De pyrosome in dit filmpje lijkt wel een enorm zeemonster. In werkelijkheid bestaat hij uit duizenden kleine diertjes die met elkaar verbonden zijn.
Een pyrosome is een kolonie van ongewervelde organismen. Die organismen heten zooïden en zijn maar een paar millimeter groot. Samen vormen ze een ‘worm’ die even lang kan worden als een potvis. De zooïden zijn klonen van elkaar. De hele kolonie is ontstaan uit één enkel individu. Vanuit het beginpunt bouwen de zooïden in cirkels een steeds grotere kolonie met een steeds grotere mond. Omdat de zooïden zichzelf klonen, kan de kolonie gemakkelijk beschadigde delen herstellen. In feite kan een pyrosome hierdoor eeuwig leven.
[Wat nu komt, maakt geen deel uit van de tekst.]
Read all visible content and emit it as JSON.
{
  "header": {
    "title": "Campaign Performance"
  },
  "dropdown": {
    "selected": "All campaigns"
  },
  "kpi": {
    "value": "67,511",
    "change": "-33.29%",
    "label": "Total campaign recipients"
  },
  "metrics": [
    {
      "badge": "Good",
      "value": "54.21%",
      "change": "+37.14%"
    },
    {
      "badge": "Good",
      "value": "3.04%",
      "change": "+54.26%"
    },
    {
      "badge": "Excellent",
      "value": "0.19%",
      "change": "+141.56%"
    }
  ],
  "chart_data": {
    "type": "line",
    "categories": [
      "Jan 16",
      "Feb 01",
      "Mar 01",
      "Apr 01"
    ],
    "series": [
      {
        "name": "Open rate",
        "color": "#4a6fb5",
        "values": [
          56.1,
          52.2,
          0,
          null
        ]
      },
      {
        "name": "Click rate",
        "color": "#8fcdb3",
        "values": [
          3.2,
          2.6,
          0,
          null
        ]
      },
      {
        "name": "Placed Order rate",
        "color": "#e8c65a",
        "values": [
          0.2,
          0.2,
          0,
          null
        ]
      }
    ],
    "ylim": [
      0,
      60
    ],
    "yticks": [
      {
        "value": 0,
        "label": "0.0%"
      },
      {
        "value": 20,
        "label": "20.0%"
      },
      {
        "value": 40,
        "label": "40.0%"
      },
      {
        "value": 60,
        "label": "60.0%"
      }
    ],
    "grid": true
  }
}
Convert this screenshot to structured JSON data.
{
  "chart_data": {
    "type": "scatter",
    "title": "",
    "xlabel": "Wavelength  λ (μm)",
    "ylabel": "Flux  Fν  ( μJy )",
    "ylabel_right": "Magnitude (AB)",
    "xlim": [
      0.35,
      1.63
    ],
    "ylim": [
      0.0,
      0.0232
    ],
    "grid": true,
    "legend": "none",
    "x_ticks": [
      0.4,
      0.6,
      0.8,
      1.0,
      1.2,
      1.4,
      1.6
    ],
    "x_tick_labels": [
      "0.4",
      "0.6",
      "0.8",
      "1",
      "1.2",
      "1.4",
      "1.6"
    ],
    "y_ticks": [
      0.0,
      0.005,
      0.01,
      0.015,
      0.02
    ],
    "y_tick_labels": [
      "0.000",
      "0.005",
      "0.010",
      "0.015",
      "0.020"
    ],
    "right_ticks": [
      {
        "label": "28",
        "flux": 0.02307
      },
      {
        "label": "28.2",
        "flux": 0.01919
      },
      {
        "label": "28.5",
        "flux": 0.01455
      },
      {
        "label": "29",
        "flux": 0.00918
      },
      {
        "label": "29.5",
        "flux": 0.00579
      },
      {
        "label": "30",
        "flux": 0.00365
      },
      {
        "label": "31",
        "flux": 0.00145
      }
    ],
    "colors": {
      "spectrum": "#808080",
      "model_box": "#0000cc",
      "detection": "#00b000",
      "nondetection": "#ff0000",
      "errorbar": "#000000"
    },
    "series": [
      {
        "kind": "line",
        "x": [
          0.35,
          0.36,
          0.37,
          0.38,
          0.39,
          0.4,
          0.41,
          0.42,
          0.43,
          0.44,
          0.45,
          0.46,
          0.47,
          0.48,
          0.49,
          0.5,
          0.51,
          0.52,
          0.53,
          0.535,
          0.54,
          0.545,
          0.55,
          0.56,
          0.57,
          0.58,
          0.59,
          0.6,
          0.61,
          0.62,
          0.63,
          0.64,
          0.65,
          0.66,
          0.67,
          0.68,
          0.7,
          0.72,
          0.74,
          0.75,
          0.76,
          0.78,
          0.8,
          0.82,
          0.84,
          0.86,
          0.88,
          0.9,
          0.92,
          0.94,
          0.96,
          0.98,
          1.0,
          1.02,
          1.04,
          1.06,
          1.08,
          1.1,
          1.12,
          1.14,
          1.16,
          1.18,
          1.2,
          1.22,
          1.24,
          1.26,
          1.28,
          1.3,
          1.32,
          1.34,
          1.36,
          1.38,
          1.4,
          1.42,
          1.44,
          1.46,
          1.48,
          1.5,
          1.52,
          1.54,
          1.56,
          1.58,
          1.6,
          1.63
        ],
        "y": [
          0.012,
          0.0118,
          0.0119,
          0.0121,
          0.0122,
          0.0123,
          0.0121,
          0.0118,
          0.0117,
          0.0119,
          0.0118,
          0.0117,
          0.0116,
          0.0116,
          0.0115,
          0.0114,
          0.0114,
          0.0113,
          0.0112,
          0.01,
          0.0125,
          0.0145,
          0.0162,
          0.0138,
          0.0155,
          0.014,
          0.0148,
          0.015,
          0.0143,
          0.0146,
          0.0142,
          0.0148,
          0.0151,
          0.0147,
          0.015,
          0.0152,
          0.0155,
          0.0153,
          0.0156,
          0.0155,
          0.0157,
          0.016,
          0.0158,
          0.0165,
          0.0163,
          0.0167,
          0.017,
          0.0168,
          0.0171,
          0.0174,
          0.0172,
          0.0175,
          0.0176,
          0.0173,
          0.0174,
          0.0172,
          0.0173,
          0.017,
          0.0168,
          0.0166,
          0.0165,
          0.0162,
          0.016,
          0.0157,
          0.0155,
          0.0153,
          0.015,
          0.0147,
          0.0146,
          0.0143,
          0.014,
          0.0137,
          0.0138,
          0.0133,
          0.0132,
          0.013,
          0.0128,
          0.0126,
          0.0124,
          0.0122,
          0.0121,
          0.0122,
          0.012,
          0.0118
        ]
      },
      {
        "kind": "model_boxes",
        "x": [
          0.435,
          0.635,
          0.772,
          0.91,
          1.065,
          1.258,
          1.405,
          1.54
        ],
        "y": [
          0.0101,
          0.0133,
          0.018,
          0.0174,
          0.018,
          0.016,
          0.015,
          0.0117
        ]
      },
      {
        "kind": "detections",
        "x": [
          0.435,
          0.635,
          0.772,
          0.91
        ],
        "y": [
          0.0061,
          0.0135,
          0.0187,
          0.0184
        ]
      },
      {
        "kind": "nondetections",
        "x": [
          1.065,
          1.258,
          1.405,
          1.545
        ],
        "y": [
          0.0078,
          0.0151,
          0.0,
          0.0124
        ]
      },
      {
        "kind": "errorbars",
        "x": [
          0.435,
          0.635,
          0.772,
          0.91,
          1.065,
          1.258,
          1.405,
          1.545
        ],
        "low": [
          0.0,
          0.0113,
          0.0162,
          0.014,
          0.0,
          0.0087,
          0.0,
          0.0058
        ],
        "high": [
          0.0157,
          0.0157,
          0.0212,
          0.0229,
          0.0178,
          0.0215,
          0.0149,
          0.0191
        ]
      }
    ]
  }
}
Een van de wonderlijkste eigenschappen van een pyrosome is dat alle zooïden heel precies kunnen samenwerken. Op die manier kan de kolonie eten en in de juiste richting bewegen. Toch zijn de zooïden niet door zenuwen met elkaar verbonden. Het zijn individuele organismen, die bij elkaar gehouden worden door een gelatineachtige stof. Ze communiceren met elkaar via lichtsignalen. Een pyrosome geeft wit of gekleurd licht wanneer hij ergens tegenaan komt. De individuele zooïden geven het signaal door naar de buurman en zo rimpelt het lichtsignaal door de hele kolonie heen.
Pinguïns
Een pyrosome is één enorm filtersysteem. Elke zooïde zuigt water op van buiten de kolonie en blaast het aan de andere kant uit. Hierdoor krijgen ze niet alleen voedseldeeltjes binnen, maar geven ze de kolonie ook een soort straalmotor. Zo hebben ze een beetje invloed op de kant die ze op drijven.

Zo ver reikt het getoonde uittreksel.